Intel on Thursday reported fourth-quarter revenue of $52.8 billion and earnings per share of $0.42, surpassing economists’ estimates of $52.6 billion and $0.34 per share, according to FactSet.
But the chipmaker said it expects first-quarter revenue between $11.7 billion and $12.7 billion, with earnings projected to break even, falling short of earlier estimates of $12.5 billion in revenue and $0.05 in earnings.
Intel CEO Lip-Bu Tan said during an earnings call Thursday the company was hampered by production not being “up to my standards” despite “quite strong” demand, adding the company was on a “multiyear journey” to turn the company around that would take “time and resolve.”

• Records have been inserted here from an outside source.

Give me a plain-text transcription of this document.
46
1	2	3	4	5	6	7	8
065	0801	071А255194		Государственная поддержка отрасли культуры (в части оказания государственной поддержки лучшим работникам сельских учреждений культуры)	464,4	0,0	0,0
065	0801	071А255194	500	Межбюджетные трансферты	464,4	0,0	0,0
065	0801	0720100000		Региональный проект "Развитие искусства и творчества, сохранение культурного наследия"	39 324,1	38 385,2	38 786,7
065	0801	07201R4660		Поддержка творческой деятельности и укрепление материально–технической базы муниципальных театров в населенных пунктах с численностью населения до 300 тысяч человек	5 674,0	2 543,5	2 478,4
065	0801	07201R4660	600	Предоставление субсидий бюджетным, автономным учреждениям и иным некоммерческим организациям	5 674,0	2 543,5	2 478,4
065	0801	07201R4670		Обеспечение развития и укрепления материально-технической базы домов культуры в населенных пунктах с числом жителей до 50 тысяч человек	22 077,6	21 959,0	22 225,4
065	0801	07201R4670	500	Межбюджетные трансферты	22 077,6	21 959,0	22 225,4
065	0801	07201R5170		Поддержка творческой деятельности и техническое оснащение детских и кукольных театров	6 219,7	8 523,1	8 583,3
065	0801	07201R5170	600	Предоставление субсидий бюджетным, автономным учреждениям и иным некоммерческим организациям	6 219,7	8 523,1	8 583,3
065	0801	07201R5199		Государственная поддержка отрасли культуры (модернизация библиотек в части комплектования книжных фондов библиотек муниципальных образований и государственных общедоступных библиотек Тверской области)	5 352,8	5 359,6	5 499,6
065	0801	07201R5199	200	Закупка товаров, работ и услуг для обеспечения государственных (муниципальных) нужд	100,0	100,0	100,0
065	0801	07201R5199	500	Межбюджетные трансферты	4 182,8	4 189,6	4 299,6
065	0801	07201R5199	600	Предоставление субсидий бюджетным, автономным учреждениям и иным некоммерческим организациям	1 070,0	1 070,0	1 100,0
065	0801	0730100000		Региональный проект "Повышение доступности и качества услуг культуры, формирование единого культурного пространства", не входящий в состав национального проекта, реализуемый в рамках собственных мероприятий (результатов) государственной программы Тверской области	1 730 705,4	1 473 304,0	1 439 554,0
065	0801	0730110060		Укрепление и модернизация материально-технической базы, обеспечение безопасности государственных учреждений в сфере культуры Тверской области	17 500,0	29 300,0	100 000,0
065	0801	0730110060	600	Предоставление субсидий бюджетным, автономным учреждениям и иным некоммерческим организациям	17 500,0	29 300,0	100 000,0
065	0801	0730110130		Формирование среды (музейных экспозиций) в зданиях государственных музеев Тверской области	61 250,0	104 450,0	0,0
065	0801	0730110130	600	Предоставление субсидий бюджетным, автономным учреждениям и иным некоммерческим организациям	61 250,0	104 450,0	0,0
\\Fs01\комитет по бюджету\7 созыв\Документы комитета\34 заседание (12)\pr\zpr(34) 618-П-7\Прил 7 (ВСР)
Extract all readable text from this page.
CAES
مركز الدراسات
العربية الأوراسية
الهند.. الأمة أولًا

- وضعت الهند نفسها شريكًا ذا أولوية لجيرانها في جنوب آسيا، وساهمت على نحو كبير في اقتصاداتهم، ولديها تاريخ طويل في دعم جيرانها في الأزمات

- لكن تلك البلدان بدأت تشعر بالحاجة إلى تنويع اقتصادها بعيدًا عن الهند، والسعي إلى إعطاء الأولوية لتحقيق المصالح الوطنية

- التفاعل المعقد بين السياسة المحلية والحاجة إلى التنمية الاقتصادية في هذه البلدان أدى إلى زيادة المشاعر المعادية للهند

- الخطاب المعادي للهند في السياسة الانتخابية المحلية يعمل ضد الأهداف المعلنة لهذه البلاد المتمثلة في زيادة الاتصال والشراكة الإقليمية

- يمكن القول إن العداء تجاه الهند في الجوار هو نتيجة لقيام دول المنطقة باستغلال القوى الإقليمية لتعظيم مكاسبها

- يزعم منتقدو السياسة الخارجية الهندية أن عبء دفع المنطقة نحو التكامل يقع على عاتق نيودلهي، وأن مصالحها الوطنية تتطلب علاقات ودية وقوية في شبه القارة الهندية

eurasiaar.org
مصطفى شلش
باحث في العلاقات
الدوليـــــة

Bernstein analysts wrote that Intel “appears to have woefully misjudged” preparing for a rise in demand, writing the company was “caught massively off guard.”
Big Number
111.5%. That’s how much Intel shares have risen over the last year, despite Friday’s decline. The stock topped at a 52-week high of $54.60 on Thursday.
Tangent
Intel headlined losses across the tech-heavy Nasdaq, which rose slightly (0.4%) Friday. Shares of Broadcom (2.2%), Charter Communications (1.8%), Tesla (0.4%), Qualcomm (0.1%) and Marvell Technology (2.3%) also declined.
Key Background
Intel, whose shares fell to a five-year low in April 2025, marked a turnaround following investments from SoftBank, Nvidia and the Trump administration. President Donald Trump announced in August that Intel agreed to give the U.S. government a 10% stake in the company, after Trump earlier called Tan “highly CONFLICTED” and said Tan should resign “immediately.” Trump has since praised the U.S. investment in Intel and said the U.S. is a “proud shareholder,” claiming its stake earned Americans “tens of billions of dollars.” The federal government’s $8.9 billion stake is now worth about $20.4 billion.